Mark Farmer tells MPs construction industry is unable to meet Govt housebuilding targets
The construction industry does not have the capacity to build the homes needed to address the housing crisis because of a lack of skills, the author of the Farmer Review has told a committee of MPs.
Mark Farmer, chief executive of the consultancy Cast, gave evidence yesterday to the Communities & Local Government (CLG) Select Committee on the capacity of the housebuilding industry.
In his hard-hitting report, published in October last year, Farmer took the construction industry to task over its labour model, examining some of the key issues the sector faces, from underinvestment in training and recruitment, to an ageing workforce.
The capacity of the construction sector and the current skills gap were the biggest challenges facing the homebuilding industry, he told the Select Committee.
Moreover, he had a stark warning for MPs: that unless serious inroads were made into improving skills and training, attracting new entrants in the workforce, and pioneering innovative technology in the construction sector, it would not be possible to achieve the Government’s current housing targets.
“in terms of skills and capacity, we are not attracting the amount of young people into construction industry needed to maintain the workforce,” Farmer said. “This, in combination with an already shrinking workforce, and the potential of Brexit-related reductions in labour will further reduce the capacity of the construction industry.”
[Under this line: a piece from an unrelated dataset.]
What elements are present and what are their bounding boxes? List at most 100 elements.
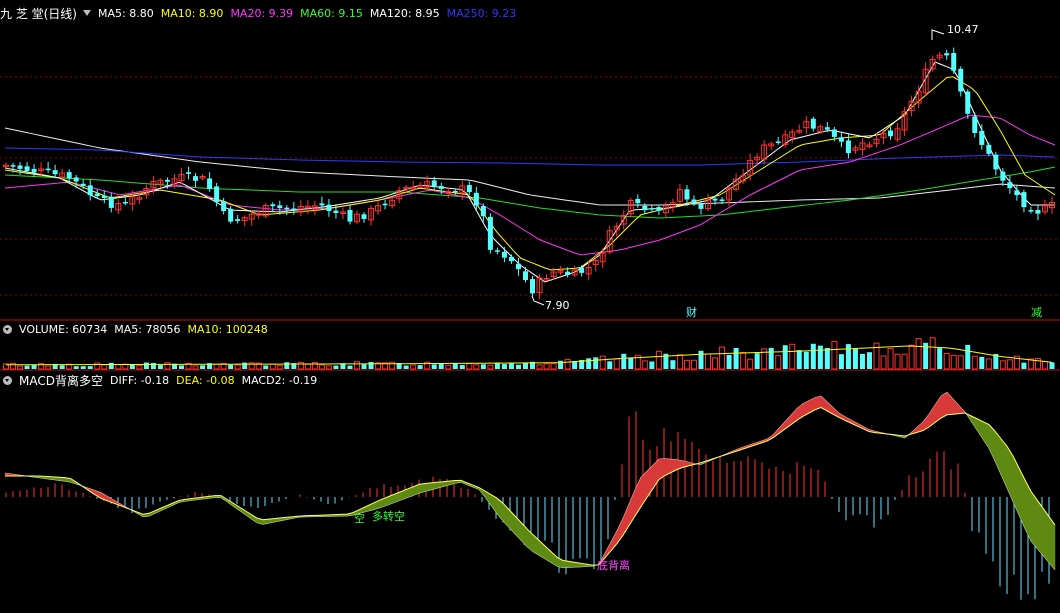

Faced with having to build more homes with less workers, Farmer called on the Government to incentivise change and drive innovation saying that “we need to think long-term and apolitically about housing if we are going to get anywhere”.
When asked what Government could do to improve the capacity of the homebuilding sector, Farmer emphasised the importance of government supporting acyclical housing stock.
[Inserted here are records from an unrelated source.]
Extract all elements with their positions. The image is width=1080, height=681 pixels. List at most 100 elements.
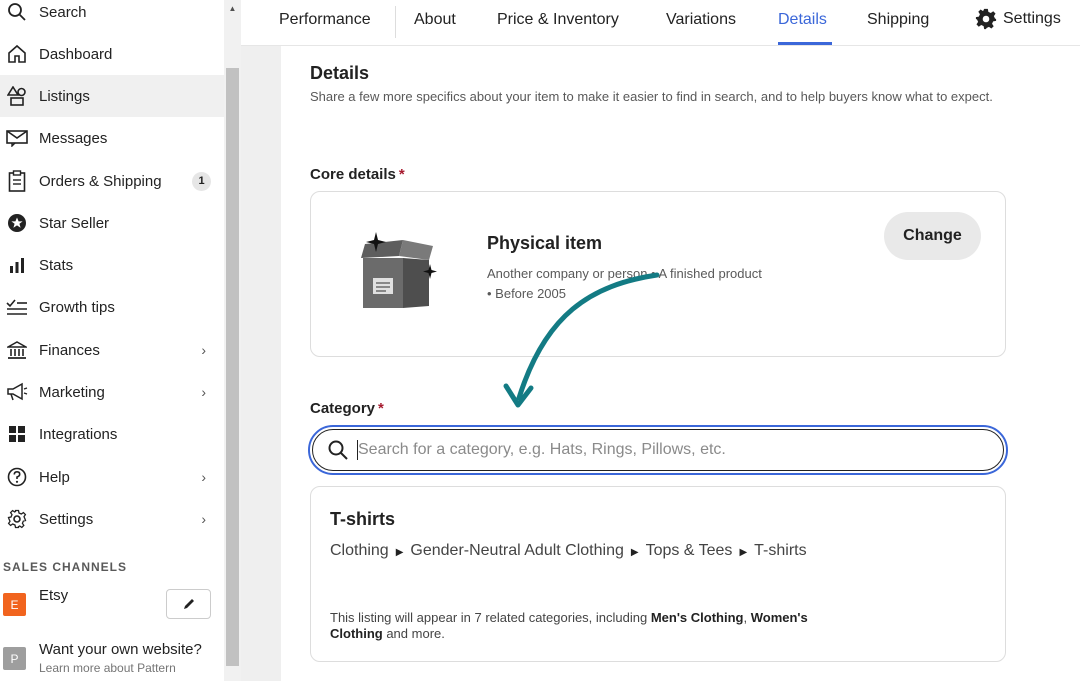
- change-core-details-button[interactable]: Change: [884, 212, 981, 260]
- package-icon: [361, 232, 437, 308]
- details-panel: Details Share a few more specifics about…: [281, 46, 1080, 681]
- sidebar-item-label: Help: [39, 468, 70, 486]
- related-category-mens: Men's Clothing: [650, 610, 744, 625]
- checklist-icon: [2, 296, 32, 318]
- scroll-up-arrow-icon[interactable]: ▲: [224, 0, 241, 16]
- category-search-focus-ring: [308, 425, 1008, 475]
- sidebar-item-label: Growth tips: [39, 298, 115, 316]
- grid-icon: [2, 423, 32, 445]
- gear-icon: [2, 508, 32, 530]
- tab-price-inventory[interactable]: Price & Inventory: [497, 11, 619, 29]
- sidebar-item-settings[interactable]: Settings ›: [0, 498, 224, 540]
- caret-right-icon: ▶: [630, 547, 639, 558]
- required-marker: *: [378, 400, 384, 417]
- related-note-separator: ,: [743, 610, 751, 625]
- sidebar-item-listings[interactable]: Listings: [0, 75, 224, 117]
- settings-tab-label: Settings: [1003, 10, 1061, 27]
- pencil-icon: [183, 599, 194, 609]
- sidebar-item-marketing[interactable]: Marketing ›: [0, 371, 224, 413]
- pattern-subtitle: Learn more about Pattern: [39, 661, 176, 675]
- star-badge-icon: [2, 212, 32, 234]
- related-categories-note: This listing will appear in 7 related ca…: [330, 610, 810, 642]
- tab-details[interactable]: Details: [778, 11, 827, 29]
- mail-icon: [2, 127, 32, 149]
- breadcrumb-item: Clothing: [330, 542, 389, 559]
- category-result-card[interactable]: T-shirts Clothing ▶ Gender-Neutral Adult C…: [310, 486, 1006, 662]
- tab-shipping[interactable]: Shipping: [867, 11, 929, 29]
- tab-divider: [395, 6, 396, 38]
- breadcrumb-item: Gender-Neutral Adult Clothing: [410, 542, 624, 559]
- chevron-right-icon: ›: [201, 384, 206, 400]
- chevron-right-icon: ›: [201, 469, 206, 485]
- active-tab-indicator: [778, 42, 832, 45]
- sidebar-item-stats[interactable]: Stats: [0, 244, 224, 286]
- required-marker: *: [398, 166, 405, 183]
- sidebar-item-label: Integrations: [39, 425, 118, 443]
- chevron-right-icon: ›: [201, 342, 206, 358]
- megaphone-icon: [2, 381, 32, 403]
- sidebar-item-orders-shipping[interactable]: Orders & Shipping 1: [0, 160, 224, 202]
- tab-settings[interactable]: Settings: [975, 8, 1061, 30]
- item-type-description-line: Another company or person • A finished p…: [487, 266, 762, 281]
- category-label-text: Category: [310, 400, 376, 417]
- listing-tabs: Performance About Price & Inventory Vari…: [241, 0, 1080, 46]
- gear-icon: [975, 8, 997, 30]
- category-search-input[interactable]: [358, 441, 1003, 459]
- page-gutter: [241, 46, 281, 681]
- category-result-title: T-shirts: [330, 509, 396, 529]
- pattern-promo[interactable]: P Want your own website? Learn more abou…: [3, 640, 218, 680]
- caret-right-icon: ▶: [395, 547, 404, 558]
- orders-count-badge: 1: [192, 171, 211, 191]
- category-breadcrumb: Clothing ▶ Gender-Neutral Adult Clothing ▶ T…: [330, 538, 830, 566]
- pattern-title: Want your own website?: [39, 641, 202, 658]
- core-details-label: Core details *: [310, 166, 405, 183]
- help-icon: [2, 466, 32, 488]
- item-type-title: Physical item: [487, 233, 603, 253]
- breadcrumb-item: Tops & Tees: [645, 542, 733, 559]
- sidebar-item-label: Orders & Shipping: [39, 172, 162, 190]
- search-icon: [328, 440, 348, 460]
- core-details-card: Physical item Another company or person …: [310, 191, 1006, 357]
- page-description: Share a few more specifics about your it…: [310, 89, 993, 104]
- search-icon: [2, 1, 32, 23]
- chevron-right-icon: ›: [201, 511, 206, 527]
- sales-channels-heading: SALES CHANNELS: [3, 560, 128, 574]
- etsy-logo: E: [3, 593, 26, 616]
- sidebar-item-label: Stats: [39, 256, 74, 274]
- related-note-text: This listing will appear in 7 related ca…: [330, 610, 651, 625]
- sidebar-item-label: Settings: [39, 510, 94, 528]
- category-search-box[interactable]: [312, 429, 1004, 471]
- sales-channel-etsy[interactable]: E Etsy: [3, 586, 218, 622]
- related-note-text: and more.: [382, 626, 445, 641]
- sidebar-item-integrations[interactable]: Integrations: [0, 413, 224, 455]
- sidebar-item-search[interactable]: Search: [0, 0, 224, 33]
- sidebar-item-label: Finances: [39, 341, 100, 359]
- sidebar-item-label: Messages: [39, 129, 108, 147]
- tab-about[interactable]: About: [414, 11, 456, 29]
- sidebar-item-finances[interactable]: Finances ›: [0, 329, 224, 371]
- item-type-description: Another company or person • A finished p…: [487, 264, 827, 304]
- sidebar-item-star-seller[interactable]: Star Seller: [0, 202, 224, 244]
- pattern-logo: P: [3, 647, 26, 670]
- breadcrumb-item: T-shirts: [754, 542, 807, 559]
- sidebar-item-growth-tips[interactable]: Growth tips: [0, 286, 224, 328]
- tab-performance[interactable]: Performance: [279, 11, 371, 29]
- core-details-label-text: Core details: [310, 166, 396, 183]
- sidebar-item-label: Dashboard: [39, 45, 113, 63]
- edit-channel-button[interactable]: [166, 589, 211, 619]
- item-type-description-line: • Before 2005: [487, 286, 566, 301]
- sidebar: Search Dashboard Listings Messages Order…: [0, 0, 224, 681]
- sidebar-scrollbar[interactable]: ▲: [224, 0, 241, 681]
- scrollbar-thumb[interactable]: [226, 68, 239, 666]
- shapes-icon: [2, 85, 32, 107]
- sidebar-item-label: Marketing: [39, 383, 105, 401]
- sidebar-item-messages[interactable]: Messages: [0, 117, 224, 159]
- sidebar-item-dashboard[interactable]: Dashboard: [0, 33, 224, 75]
- tab-variations[interactable]: Variations: [666, 11, 736, 29]
- sidebar-item-label: Listings: [39, 87, 90, 105]
- caret-right-icon: ▶: [739, 547, 748, 558]
- sidebar-item-help[interactable]: Help ›: [0, 456, 224, 498]
- bank-icon: [2, 339, 32, 361]
- page-title: Details: [310, 63, 370, 83]
- category-label: Category *: [310, 400, 384, 417]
“Market enablement is a very important component of improving the capacity of the homebuilding industry,” he said. “Volume house builders dominate the current market, which is not a healthy situation to be in when it comes to market stability. Tenure diversity is therefore key for providing stability to the market and pushing innovative technology.”
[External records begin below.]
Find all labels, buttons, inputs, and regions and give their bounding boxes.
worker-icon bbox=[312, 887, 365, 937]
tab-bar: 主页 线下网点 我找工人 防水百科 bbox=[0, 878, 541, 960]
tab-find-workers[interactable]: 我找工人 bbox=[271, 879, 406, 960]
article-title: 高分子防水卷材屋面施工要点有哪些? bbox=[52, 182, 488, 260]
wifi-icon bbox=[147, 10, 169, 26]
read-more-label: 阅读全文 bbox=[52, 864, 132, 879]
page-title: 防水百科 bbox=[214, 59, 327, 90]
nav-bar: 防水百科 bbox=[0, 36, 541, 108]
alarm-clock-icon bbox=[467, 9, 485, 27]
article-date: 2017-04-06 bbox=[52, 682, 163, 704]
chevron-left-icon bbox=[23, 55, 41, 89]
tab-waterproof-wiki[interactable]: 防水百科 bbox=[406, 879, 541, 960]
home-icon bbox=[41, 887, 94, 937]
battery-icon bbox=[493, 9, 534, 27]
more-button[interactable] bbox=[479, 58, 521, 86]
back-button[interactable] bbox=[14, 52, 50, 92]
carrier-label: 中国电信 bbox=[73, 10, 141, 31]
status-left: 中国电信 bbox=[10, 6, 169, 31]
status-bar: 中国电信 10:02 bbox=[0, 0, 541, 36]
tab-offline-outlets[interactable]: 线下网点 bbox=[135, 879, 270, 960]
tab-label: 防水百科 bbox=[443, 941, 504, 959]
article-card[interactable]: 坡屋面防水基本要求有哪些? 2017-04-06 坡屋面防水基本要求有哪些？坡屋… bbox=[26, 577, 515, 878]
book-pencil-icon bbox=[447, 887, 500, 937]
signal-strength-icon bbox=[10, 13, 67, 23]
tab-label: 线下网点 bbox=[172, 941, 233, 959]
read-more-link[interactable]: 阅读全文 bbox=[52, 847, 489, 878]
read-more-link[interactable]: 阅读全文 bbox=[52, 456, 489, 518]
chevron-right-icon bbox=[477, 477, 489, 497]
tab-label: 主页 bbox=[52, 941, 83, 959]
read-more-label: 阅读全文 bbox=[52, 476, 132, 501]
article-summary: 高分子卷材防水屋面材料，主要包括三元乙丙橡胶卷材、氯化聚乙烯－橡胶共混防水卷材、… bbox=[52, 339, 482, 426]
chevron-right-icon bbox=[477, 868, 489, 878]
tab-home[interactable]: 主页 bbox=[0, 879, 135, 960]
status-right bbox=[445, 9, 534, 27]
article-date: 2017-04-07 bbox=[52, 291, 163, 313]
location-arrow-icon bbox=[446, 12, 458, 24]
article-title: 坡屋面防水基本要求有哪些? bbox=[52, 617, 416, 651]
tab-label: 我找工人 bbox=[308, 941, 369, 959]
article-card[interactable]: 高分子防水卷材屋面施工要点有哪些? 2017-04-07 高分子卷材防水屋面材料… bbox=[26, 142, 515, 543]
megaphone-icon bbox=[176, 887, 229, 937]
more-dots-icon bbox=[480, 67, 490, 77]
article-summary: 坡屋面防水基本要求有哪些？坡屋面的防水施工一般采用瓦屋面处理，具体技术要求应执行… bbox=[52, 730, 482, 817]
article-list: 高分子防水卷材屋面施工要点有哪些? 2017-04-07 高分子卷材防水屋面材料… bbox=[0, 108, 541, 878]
When referring to the importance of tenure diversity, he said “I see the privately-backed Build to Rent sector as a crucial part of increasing supply as speed with fresh capital, as well as pioneering disruptive technology. For example, Essential Living’s Creekside Wharf development is using modular technology and is the first of its kind in the UK.”
Reiterating the recommendations of his recently published review into the construction sector, titled ‘Modernise or die: time to decide the industry’s future’, Farmer called for greater collaboration between industry and local authorities to provide stability to the market.
“The construction sector is very project led but we need integrated communication amongst all actors in order to provide the scale needed,” he said. “If local authorities talked to each other then there is a huge opportunity there. You don’t get innovation from a fragmented market.”